- December 5, 2012
- Posted by: Madrigal Admin
- Category: Word of the Week Blog
The romantic poet, Percy Bysshe Shelley, described clouds most beautifully as the …
… daughters of Earth and Water and the nurslings of the Sky.
The word comes from Old English and from a most unpoetic and surprising source—originally it meant a lump of rock. It is closely related to other words, its brother, clod, means a lump of soil and its cousin, clot, a lump in a liquid.
So how did these light and airy things manage to get a name related to clods and clots? The probable explanation is that large, dense cumulus clouds were thought to resemble lumps of rock so took the name, cloud. Lumps of rock, then, were left being called lumps of rock.

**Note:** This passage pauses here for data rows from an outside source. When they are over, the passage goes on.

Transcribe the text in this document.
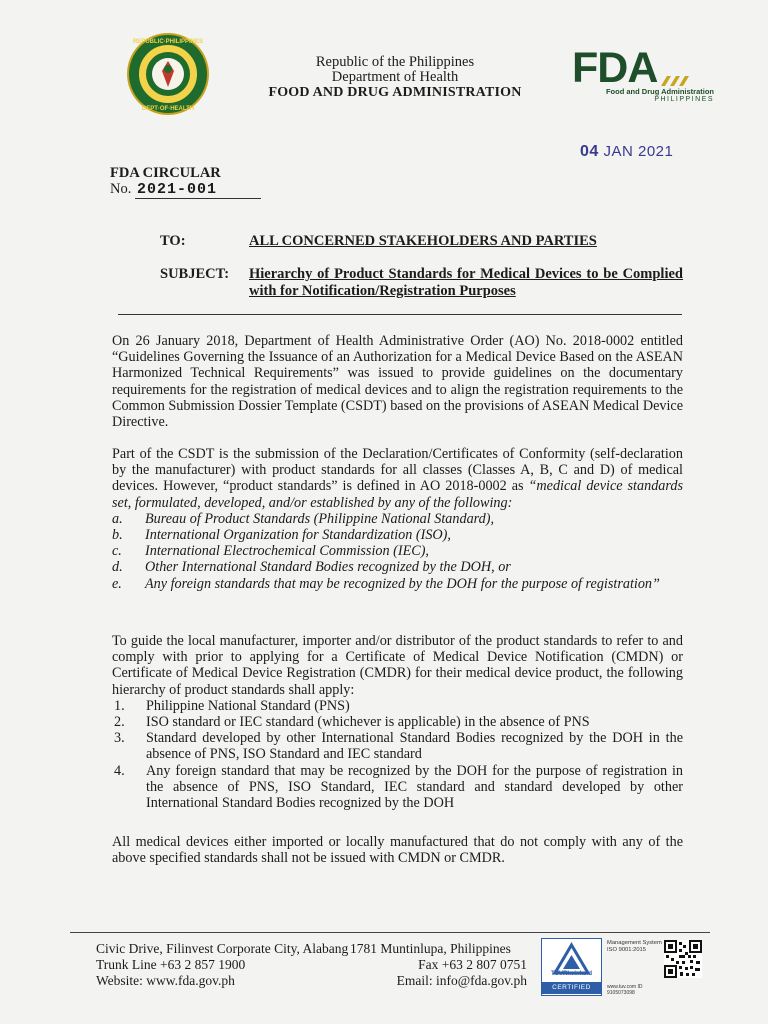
REPUBLIC·PHILIPPINES
DEPT·OF·HEALTH
Republic of the Philippines
Department of Health
FOOD AND DRUG ADMINISTRATION
FDA
Food and Drug Administration
PHILIPPINES
04 JAN 2021
FDA CIRCULAR
No. 2021-001
TO:	ALL CONCERNED STAKEHOLDERS AND PARTIES
SUBJECT: Hierarchy of Product Standards for Medical Devices to be Complied with for Notification/Registration Purposes
On 26 January 2018, Department of Health Administrative Order (AO) No. 2018-0002 entitled “Guidelines Governing the Issuance of an Authorization for a Medical Device Based on the ASEAN Harmonized Technical Requirements” was issued to provide guidelines on the documentary requirements for the registration of medical devices and to align the registration requirements to the Common Submission Dossier Template (CSDT) based on the provisions of ASEAN Medical Device Directive.
Part of the CSDT is the submission of the Declaration/Certificates of Conformity (self-declaration by the manufacturer) with product standards for all classes (Classes A, B, C and D) of medical devices. However, “product standards” is defined in AO 2018-0002 as “medical device standards set, formulated, developed, and/or established by any of the following:
a. Bureau of Product Standards (Philippine National Standard),
b. International Organization for Standardization (ISO),
c. International Electrochemical Commission (IEC),
d. Other International Standard Bodies recognized by the DOH, or
e. Any foreign standards that may be recognized by the DOH for the purpose of registration”
To guide the local manufacturer, importer and/or distributor of the product standards to refer to and comply with prior to applying for a Certificate of Medical Device Notification (CMDN) or Certificate of Medical Device Registration (CMDR) for their medical device product, the following hierarchy of product standards shall apply:
1. Philippine National Standard (PNS)
2. ISO standard or IEC standard (whichever is applicable) in the absence of PNS
3. Standard developed by other International Standard Bodies recognized by the DOH in the absence of PNS, ISO Standard and IEC standard
4. Any foreign standard that may be recognized by the DOH for the purpose of registration in the absence of PNS, ISO Standard, IEC standard and standard developed by other International Standard Bodies recognized by the DOH
All medical devices either imported or locally manufactured that do not comply with any of the above specified standards shall not be issued with CMDN or CMDR.
Civic Drive, Filinvest Corporate City, Alabang
Trunk Line +63 2 857 1900
Website: www.fda.gov.ph
1781 Muntinlupa, Philippines
Fax +63 2 807 0751
Email: info@fda.gov.ph	TÜVRheinland
CERTIFIED
Management System ISO 9001:2015
www.tuv.com ID 9105073098
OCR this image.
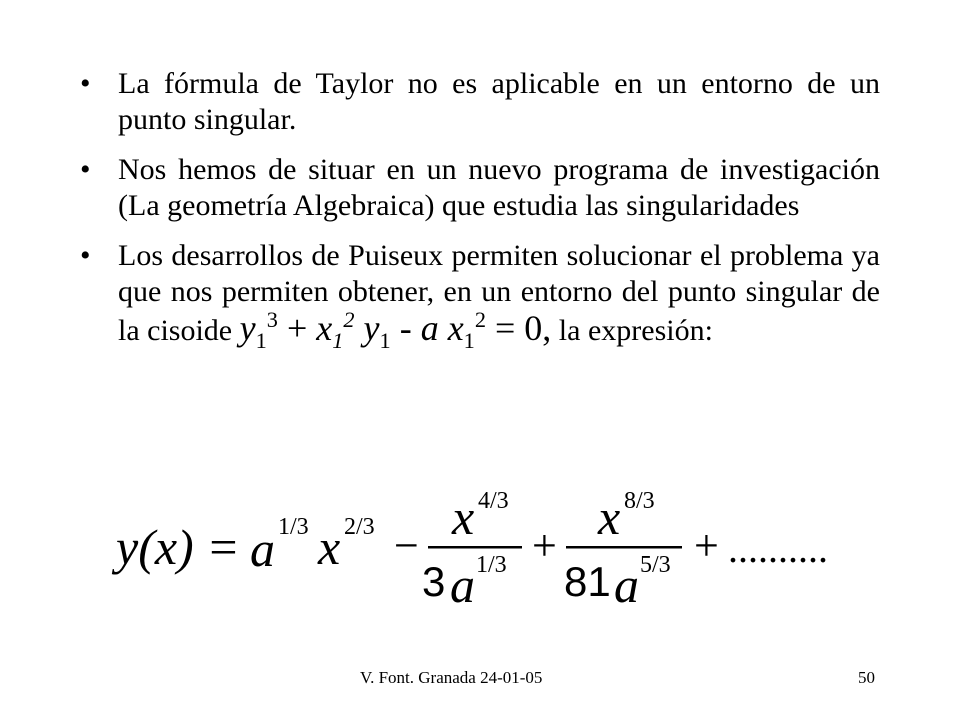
• La fórmula de Taylor no es aplicable en un entorno de un punto singular.
• Nos hemos de situar en un nuevo programa de investigación (La geometría Algebraica) que estudia las singularidades
• Los desarrollos de Puiseux permiten solucionar el problema ya que nos permiten obtener, en un entorno del punto singular de la cisoide $y_1^3 + x_1^2$ $y_1$ - a $x_1^2 = 0$, la expresión:
y(x) = a 1/3 x 2/3 −
x 4/3
3 a 1/3 +
x 8/3
81 a 5/3 + ..........
V. Font. Granada 24-01-05	50
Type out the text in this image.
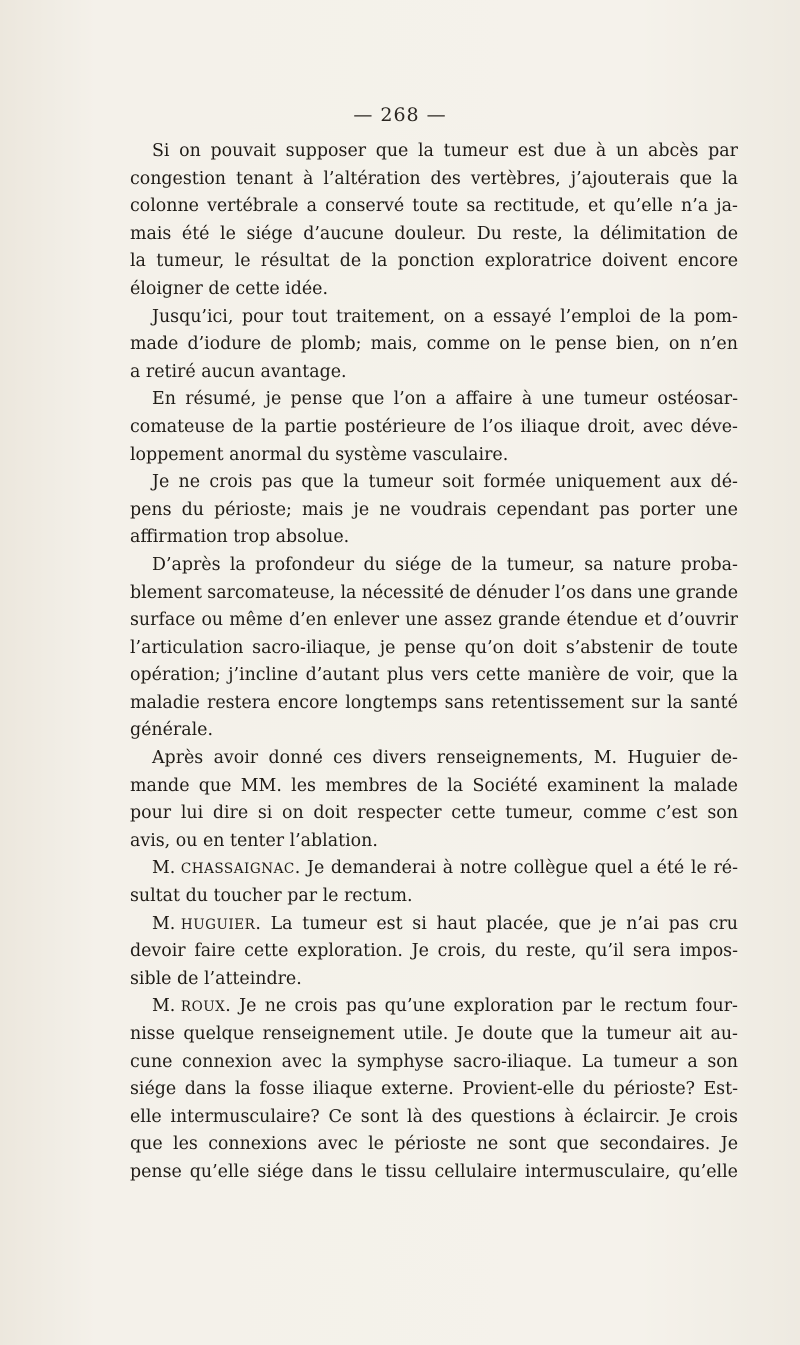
— 268 —
Si on pouvait supposer que la tumeur est due à un abcès par
congestion tenant à l’altération des vertèbres, j’ajouterais que la
colonne vertébrale a conservé toute sa rectitude, et qu’elle n’a ja-
mais été le siége d’aucune douleur. Du reste, la délimitation de
la tumeur, le résultat de la ponction exploratrice doivent encore
éloigner
de
cette
idée.
Jusqu’ici, pour tout traitement, on a essayé l’emploi de la pom-
made d’iodure de plomb; mais, comme on le pense bien, on n’en
a
retiré
aucun
avantage.
En résumé, je pense que l’on a affaire à une tumeur ostéosar-
comateuse de la partie postérieure de l’os iliaque droit, avec déve-
loppement
anormal
du
système
vasculaire.
Je ne crois pas que la tumeur soit formée uniquement aux dé-
pens du périoste; mais je ne voudrais cependant pas porter une
affirmation
trop
absolue.
D’après la profondeur du siége de la tumeur, sa nature proba-
blement sarcomateuse, la nécessité de dénuder l’os dans une grande
surface ou même d’en enlever une assez grande étendue et d’ouvrir
l’articulation sacro-iliaque, je pense qu’on doit s’abstenir de toute
opération; j’incline d’autant plus vers cette manière de voir, que la
maladie restera encore longtemps sans retentissement sur la santé
générale.
Après avoir donné ces divers renseignements, M. Huguier de-
mande que MM. les membres de la Société examinent la malade
pour lui dire si on doit respecter cette tumeur, comme c’est son
avis,
ou
en
tenter
l’ablation.
M. CHASSAIGNAC. Je demanderai à notre collègue quel a été le ré-
sultat
du
toucher
par
le
rectum.
M. HUGUIER. La tumeur est si haut placée, que je n’ai pas cru
devoir faire cette exploration. Je crois, du reste, qu’il sera impos-
sible
de
l’atteindre.
M. ROUX. Je ne crois pas qu’une exploration par le rectum four-
nisse quelque renseignement utile. Je doute que la tumeur ait au-
cune connexion avec la symphyse sacro-iliaque. La tumeur a son
siége dans la fosse iliaque externe. Provient-elle du périoste? Est-
elle intermusculaire? Ce sont là des questions à éclaircir. Je crois
que les connexions avec le périoste ne sont que secondaires. Je
pense qu’elle siége dans le tissu cellulaire intermusculaire, qu’elle
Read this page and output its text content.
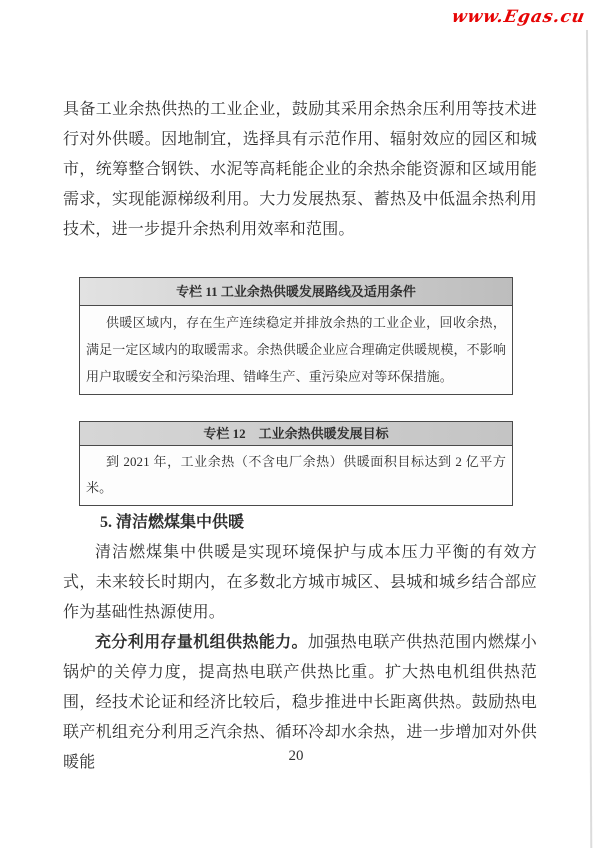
www.Egas.cu

具备工业余热供热的工业企业，鼓励其采用余热余压利用等技术进行对外供暖。因地制宜，选择具有示范作用、辐射效应的园区和城市，统筹整合钢铁、水泥等高耗能企业的余热余能资源和区域用能需求，实现能源梯级利用。大力发展热泵、蓄热及中低温余热利用技术，进一步提升余热利用效率和范围。

专栏 11 工业余热供暖发展路线及适用条件
供暖区域内，存在生产连续稳定并排放余热的工业企业，回收余热，满足一定区域内的取暖需求。余热供暖企业应合理确定供暖规模，不影响用户取暖安全和污染治理、错峰生产、重污染应对等环保措施。
专栏 12　工业余热供暖发展目标
到 2021 年，工业余热（不含电厂余热）供暖面积目标达到 2 亿平方米。
5. 清洁燃煤集中供暖

清洁燃煤集中供暖是实现环境保护与成本压力平衡的有效方式，未来较长时期内，在多数北方城市城区、县城和城乡结合部应作为基础性热源使用。

充分利用存量机组供热能力。加强热电联产供热范围内燃煤小锅炉的关停力度，提高热电联产供热比重。扩大热电机组供热范围，经技术论证和经济比较后，稳步推进中长距离供热。鼓励热电联产机组充分利用乏汽余热、循环冷却水余热，进一步增加对外供暖能	20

Meteorologists have a named convention that is very ordered and logical way as you might expect. The main types have good scientific names chosen from solid Latin roots:
Alto – high cloud – from Italian for high and from Latin Altus;
Cirrus – thin, wispy cloud – from Latin for curl, fringe;
Cumulus – tall, fluffy cloud – from Latin for a heap or pile;
Nimbus – rain-bearing cloud – from Latin for raincloud; and
Stratus – broad and flat – from Latin for spread out.
These basic type names can be combined to describe in-between types, for instance, a cumulonimbus is a cumulus bearing rain or a cirrostratus is thin and wispy and spread out.
However, there appears to be some mischievous meteorologists out there who find this all far too dull. Watch out for:
Mammatocumulus or breast clouds (from Latin mamma for breast or udder);
Tuba clouds that look like trumpets hanging from cumulus; and
Scud clouds that shoot along under storms (scud, related to scuttle, means to move quickly and perhaps comes from the Middle English scut meaning to race like a hare).
You can only think that Shelley would have been proud of the imaginative meteorologists.